Kultur : KURZ & KRITISCH

Sandra Luzina

TANZ

Die neue

Jugend

Am Vormittag spielten sie vor jüdischen Schülern aus Berlin, abends traten die fünfzehn Tänzer des Batsheva Ensembles aus Tel Aviv im HAU II vor Erwachsenen auf. Sie suchen beherzt den Kontakt: schenken uns intensive Blicke, ergreifen unsere Hand. Ziehen einen Widerstrebenden auf die Tanzfläche. Und sie sind unwiderstehlich, diese wilden Jungen und Mädchen der Junior-Compagnie. Ihr Stück „Kamuyot“ ist für ein jugendliches Publikum konzipiert. Batsheva-Chef Ohad Naharin bildet nicht nur junge Tänzer aus, ihm liegt auch die Heranbildung eines verständigen jungen Publikums am Herzen. Ebenso wie die HipHopClowns aus L.A. sorgten die Israelis für Begeisterung beim Tanzfestival „ Context “ im HAU. Das steht diesmal ganz im Zeichen der neuen Jugendbewegung. Choreografen wie Sasha Waltz unterrichteten jüngst an Berliner Schulen – mit überwältigender Resonanz. 200 Schüler nehmen derzeit an den Workshops teil, die das HAU anbietet.

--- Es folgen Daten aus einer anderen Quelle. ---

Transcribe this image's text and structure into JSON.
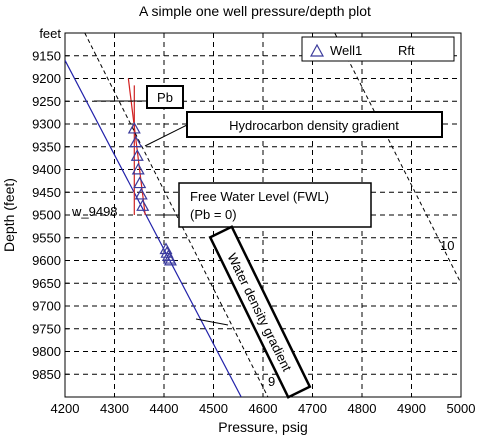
{
  "chart_data": {
    "type": "scatter",
    "title": "A simple one well pressure/depth plot",
    "xlabel": "Pressure, psig",
    "ylabel": "Depth (feet)",
    "y_unit_label": "feet",
    "xlim": [
      4200,
      5000
    ],
    "ylim": [
      9900,
      9100
    ],
    "y_inverted": true,
    "x_ticks": [
      4200,
      4300,
      4400,
      4500,
      4600,
      4700,
      4800,
      4900,
      5000
    ],
    "y_ticks": [
      9150,
      9200,
      9250,
      9300,
      9350,
      9400,
      9450,
      9500,
      9550,
      9600,
      9650,
      9700,
      9750,
      9800,
      9850
    ],
    "grid": true,
    "legend": {
      "position": "top-right",
      "entries": [
        {
          "name": "Well1",
          "label": "Rft"
        }
      ]
    },
    "series": [
      {
        "name": "Well1",
        "kind": "points",
        "marker": "triangle",
        "color": "#3b3b9c",
        "points": [
          {
            "x": 4340,
            "y": 9310
          },
          {
            "x": 4343,
            "y": 9340
          },
          {
            "x": 4346,
            "y": 9370
          },
          {
            "x": 4348,
            "y": 9400
          },
          {
            "x": 4351,
            "y": 9430
          },
          {
            "x": 4354,
            "y": 9455
          },
          {
            "x": 4357,
            "y": 9480
          },
          {
            "x": 4404,
            "y": 9575
          },
          {
            "x": 4406,
            "y": 9583
          },
          {
            "x": 4409,
            "y": 9590
          },
          {
            "x": 4411,
            "y": 9596
          },
          {
            "x": 4413,
            "y": 9600
          }
        ]
      },
      {
        "kind": "line",
        "role": "water-gradient",
        "color": "#2222aa",
        "points": [
          {
            "x": 4200,
            "y": 9160
          },
          {
            "x": 4556,
            "y": 9900
          }
        ]
      },
      {
        "kind": "line",
        "role": "hydrocarbon-gradient",
        "color": "#d42020",
        "points": [
          {
            "x": 4328,
            "y": 9200
          },
          {
            "x": 4362,
            "y": 9500
          }
        ]
      },
      {
        "kind": "line",
        "role": "pb-line",
        "color": "#cc2222",
        "points": [
          {
            "x": 4340,
            "y": 9215
          },
          {
            "x": 4340,
            "y": 9500
          }
        ]
      },
      {
        "kind": "line",
        "role": "reference-9",
        "dash": true,
        "color": "#000000",
        "label": "9",
        "points": [
          {
            "x": 4240,
            "y": 9100
          },
          {
            "x": 4610,
            "y": 9900
          }
        ]
      },
      {
        "kind": "line",
        "role": "reference-10",
        "dash": true,
        "color": "#000000",
        "label": "10",
        "points": [
          {
            "x": 4745,
            "y": 9100
          },
          {
            "x": 5000,
            "y": 9650
          }
        ]
      }
    ],
    "annotations": {
      "pb": "Pb",
      "hydrocarbon": "Hydrocarbon density gradient",
      "fwl_line1": "Free Water Level (FWL)",
      "fwl_line2": "(Pb = 0)",
      "fwl_depth": "w_9498",
      "water": "Water density gradient",
      "label9": "9",
      "label10": "10"
    }
  }
}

„Kamuyot“ ist purer Tanz, der blitzschnell die Codes wechselt. Verrückt und virtuos. Es herrscht totale Gleichzeitigkeit, zu einer Collage aus TV-Trailern und japanischer Popmusik zappen die Tänzer durch dieses stilistische Durcheinander. Hinreißend ihr Überschwang und Übermut. Alles Formale sprengen sie auf mit ihrer unbändigen Energie und Ausdruckslust. Wer nicht mitmacht, sieht ganz schön alt aus.

KLASSIK

Die Neue

Musik

Kaum zu glauben: Der Werner-Otto-Saal im Konzerthaus ist rappelvoll, obwohl es Neue Musik zu hören gibt. Des Rätsels Lösung heißt Jochen Kowalski , als Altist ein gefeierter Sänger vieler Inszenierungen der Komischen Oper. Bevor der seine Fans begeistert, müssen die aber zunächst mal durch die erste Hälfte des Programms, wo vor allem „Aschenblume“ des jungen Italieners Mauro Lanza in Erinnerung bleibt. Lanza beschreibt die Bildung und den Zerfall von Figurationen, Klänge setzen sich wie Kaffeesatz allmählich ab, verkrusten sich, verschwinden schließlich ganz. Das neunköpfige Ensemble unitedberlin unter der Leitung von Ferenc Gábor lässt die komplex in einander verschachtelten Rhythmen des Stücks gleich feinmechanischen Getrieberädern durcheinander surren.

Danach gibt es vier Songs für Countertenor und Ensemble von Olga Neuwirthdie sie als Hommage für den bizarren Sänger Klaus Nomi komponiert hat. Vier Nomi-Songs hat Olga Neuwirth für eine ziemlich schräge Ensemblebesetzung mit verstimmter Gitarre bearbeitet, ein Lamento von Henry Purcell findet sich neben dem „Simple Man“ von Kristian Hoffmann. Prädestiniert zur Zugabe ist aber vor allem die metrosexuell angehauchte Version von Holländers „von Kopf bis Fuß auf Liebe eingestellt“: Hier kann Jochen Kowalski seinen Charme zwischen Marlene Dietrich und Harald Juhnke changieren lassen, der Saal tobt.